- Born: Mary Hewitt April 28, 1899 Clovis, California
- Died: June 2, 1991 (aged 92) Westport, Connecticut
- Education: Stanford University (B.A. 1921, M.D. 1925)
- Medical career
- Profession: Physician
- Field: Immunology
- Institutions: Weill Cornell Medical College New York Hospital Roosevelt Hospital San Francisco General Hospital
- Research: Hymenoptera allergy, hay fever

= Mary Loveless =

American physician

Mary Hewitt Loveless (April 28, 1899 – June 2, 1991) was an American physician and immunologist who specialized in allergies. She is best known for her discovery that Hymenoptera insect venom allergies could be treated with extracts of the insects' venom sacs.

==Early life==
Mary Hewitt was born on April 28, 1899, in Clovis, California. Her parents, who were British, had migrated to the United States from England to escape an economic depression. She earned a Bachelor of Arts in biology at Stanford University in 1921, supporting herself by working as a waitress and a secretary. She then began a Doctor of Medicine at Stanford as one of only two women in her class and graduated in 1925. The same year, she married and took the surname Loveless; the marriage ended in divorce soon afterwards, but she would use the surname for the rest of her life.

==Medical career==
Loveless completed her medical internship at San Francisco General Hospital before setting up a private practice in the city and taking on an assistant role at the Stanford University School of Medicine in the early 1930s. In 1935, she was recruited by Robert A. Cooke to work in his allergy research laboratory at Roosevelt Hospital in New York, where she studied the treatment of hay fever with pollen extracts. She left the position in 1938 for an appointment as associate professor of clinical medicine at Weill Cornell Medical College. There, she continued to research blocking antibodies and their antigens, specifically in relation to hay fever, and published a series of articles published in five installments in the Journal of Immunology between 1940 and 1943.

Loveless turned her attention to insect venom allergies in 1946 when a colleague asked if she knew how to prevent anaphylactic reactions in patients who suffered from hypersensitivity to Hymenoptera bites. At the time, the clinical standard involved creating extracts made from grinding up the entire body of an insect and administering it in order to desensitize patients. Loveless hypothesized, however, that the allergens were concentrated in the insect venom rather than the whole body, and thus that injections of venom-sac extract would be a more effective therapy. Since pure venom was unavailable, she collected and anesthetized insect samples herself before removing their venom sacs to prepare for injecting into her patients; by 1964, she had dissected some 30,000 insects, and reported that she had become so proficient at the process that she could dissect "a bug a minute". From 1953 to 1956, she injected patients at her allergy clinic with increasing doses of venom and monitored their reactions to subsequent bee and wasp stings. Receiving booster doses each year, these patients developed immunity to the insect venom and were no longer susceptible to anaphylaxis.
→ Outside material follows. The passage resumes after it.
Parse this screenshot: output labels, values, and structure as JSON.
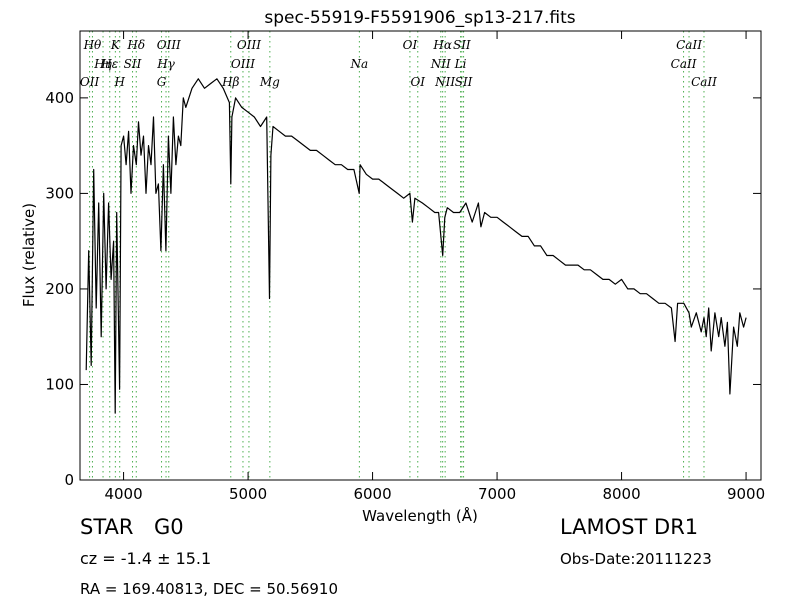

In 1956 Loveless published the article "Wasp Venom Allergy and Immunity" based on the research she had performed at her clinic. Although well received by the popular press, her research was largely ignored by the scientific community, and it was not until the 1970s—after the publication of further research into venom immunotherapy by Lawrence M. Lichtenstein, Martin D. Valentine and Anne Kagey-Sobotka—that the U.S. Food and Drug Administration approved the use of venom extracts to treat patients with allergies to insect venom. By the early 1990s, Loveless's contributions to the field of immunology were more widely recognized, and the American Association of Immunologists (AAI) dubbed her a "pioneer clinical immunologist". In total, she authored more than 70 research articles in her field. She was a member of the AAI and the Harvey Society, and a fellow of the American Academy of Allergy, Asthma, and Immunology.

==Death and legacy==
Loveless retired in 1964 but continued to practice privately. She died on June 2, 1991, in Westport, Connecticut, at the age of 92. She bequeathed US$4 million from her estate to the Stanford University School of Medicine, which established the Mary Hewitt Loveless, M.D. Professorship in the School of Medicine in her honor.